Pillar stepped up to the plate for the first time in the eighth inning of the Mets' 6-2 win over the D-backs at Chase Field, receiving a loud ovation from the large number of Mets fans in attendance and his teammates in the first-base dugout. That was followed by a single, as Pillar ripped a 2-1 sinker from right-hander Stefan Crichton into left field.
Pillar didn’t start the game, but manager Luis Rojas inserted the outfielder into left field as a defensive replacement in the seventh inning, completing Pillar’s incredible two-week comeback. Pillar is likely to be in the lineup at some point before the three-game series at Arizona concludes Wednesday.
“That was an emotional moment for all of us, just witnessing it,” Rojas said. “I mean, I didn’t think this guy was going to be playing at this point. It’s just amazing. This guy’s tough, we knew it before the incident happened and we’ve learned it more after the incident.”
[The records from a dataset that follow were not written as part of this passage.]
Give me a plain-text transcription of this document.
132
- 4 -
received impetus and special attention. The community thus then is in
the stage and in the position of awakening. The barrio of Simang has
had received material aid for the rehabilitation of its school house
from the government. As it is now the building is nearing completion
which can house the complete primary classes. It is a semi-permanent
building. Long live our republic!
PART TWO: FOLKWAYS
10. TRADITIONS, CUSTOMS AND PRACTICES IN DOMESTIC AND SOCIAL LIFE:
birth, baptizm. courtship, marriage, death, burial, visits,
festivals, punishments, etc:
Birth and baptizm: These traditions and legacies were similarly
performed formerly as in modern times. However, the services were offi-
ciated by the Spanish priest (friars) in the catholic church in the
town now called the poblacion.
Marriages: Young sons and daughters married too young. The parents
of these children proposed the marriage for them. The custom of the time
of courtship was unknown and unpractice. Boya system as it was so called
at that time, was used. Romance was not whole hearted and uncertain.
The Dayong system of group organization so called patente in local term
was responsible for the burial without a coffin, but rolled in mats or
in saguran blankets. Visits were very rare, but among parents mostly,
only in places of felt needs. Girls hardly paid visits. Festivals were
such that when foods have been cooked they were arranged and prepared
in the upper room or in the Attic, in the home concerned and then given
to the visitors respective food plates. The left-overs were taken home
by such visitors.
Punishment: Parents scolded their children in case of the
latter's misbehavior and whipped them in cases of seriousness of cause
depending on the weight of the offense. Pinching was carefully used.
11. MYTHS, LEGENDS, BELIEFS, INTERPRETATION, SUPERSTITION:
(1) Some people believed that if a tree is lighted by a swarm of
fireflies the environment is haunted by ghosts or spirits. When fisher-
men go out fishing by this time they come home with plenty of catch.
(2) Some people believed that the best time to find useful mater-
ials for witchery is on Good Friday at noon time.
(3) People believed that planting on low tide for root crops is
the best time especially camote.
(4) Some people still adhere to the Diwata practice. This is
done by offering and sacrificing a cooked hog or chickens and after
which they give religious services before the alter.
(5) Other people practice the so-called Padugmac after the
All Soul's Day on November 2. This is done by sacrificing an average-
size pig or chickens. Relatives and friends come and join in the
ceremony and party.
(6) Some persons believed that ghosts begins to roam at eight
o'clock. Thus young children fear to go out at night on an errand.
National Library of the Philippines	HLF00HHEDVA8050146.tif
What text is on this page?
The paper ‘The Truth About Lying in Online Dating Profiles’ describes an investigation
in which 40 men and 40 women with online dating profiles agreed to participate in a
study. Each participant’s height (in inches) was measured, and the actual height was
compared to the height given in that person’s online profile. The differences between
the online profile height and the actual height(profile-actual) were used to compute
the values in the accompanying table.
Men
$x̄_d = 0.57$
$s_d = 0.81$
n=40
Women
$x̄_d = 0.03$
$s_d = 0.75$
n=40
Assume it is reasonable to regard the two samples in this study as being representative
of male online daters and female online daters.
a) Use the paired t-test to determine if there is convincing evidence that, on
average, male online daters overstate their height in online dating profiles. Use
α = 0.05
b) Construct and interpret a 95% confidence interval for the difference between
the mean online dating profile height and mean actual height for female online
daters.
Pillar’s nose isn’t completely healed. He noted that it will take four to six weeks for the fractured bones to fully recover. That’s why he’ll be wearing a protective mask while playing in the field and running the bases and will now use a C-Flap helmet while at the plate. The mask that Pillar will be wearing the next few days is temporary until a custom-built one, designed as an exact fit to his facial structure, arrives.
Pillar said he won’t wear the mask while batting because it “does prevent a little bit of the peripheral view.” However, he doesn’t expect it to impact his performance on the basepaths or defensively.
Perhaps some players would have taken more time before returning to big league action. Not Pillar.
That comes from a mindset that Pillar learned from his parents growing up, one that his folks still demonstrate to this day. Pillar noted that recently his mom, who rarely gets sick, was feeling ill and throwing up one night.
Pillar called to check on her the next day, and she was already working again.
“I get paid to play baseball. There’s a lot of people that go through injuries, go through illnesses and expect to have to show up to work every day,” Pillar said. “I don’t feel any different. …
“That’s kind of how I was raised, that’s how my parents are, that’s how they taught me and my brother to be, and I don’t expect to be any different. When I’m ready to go, I’m ready to go.”
Pillar was activated at the same time as first baseman Pete Alonso and right-hander Seth Lugo, reducing the number of Mets players on the IL to 13. Despite being without a plethora of key contributors, New York will open June in first place in the National League East.
Now, Pillar is excited to get back on the field and try to help the Mets stay there.
“The thing I pride myself on the most is being available,” Pillar said. “It was important for me to get back as soon as possible, considering everything that’s going on with this team right now.”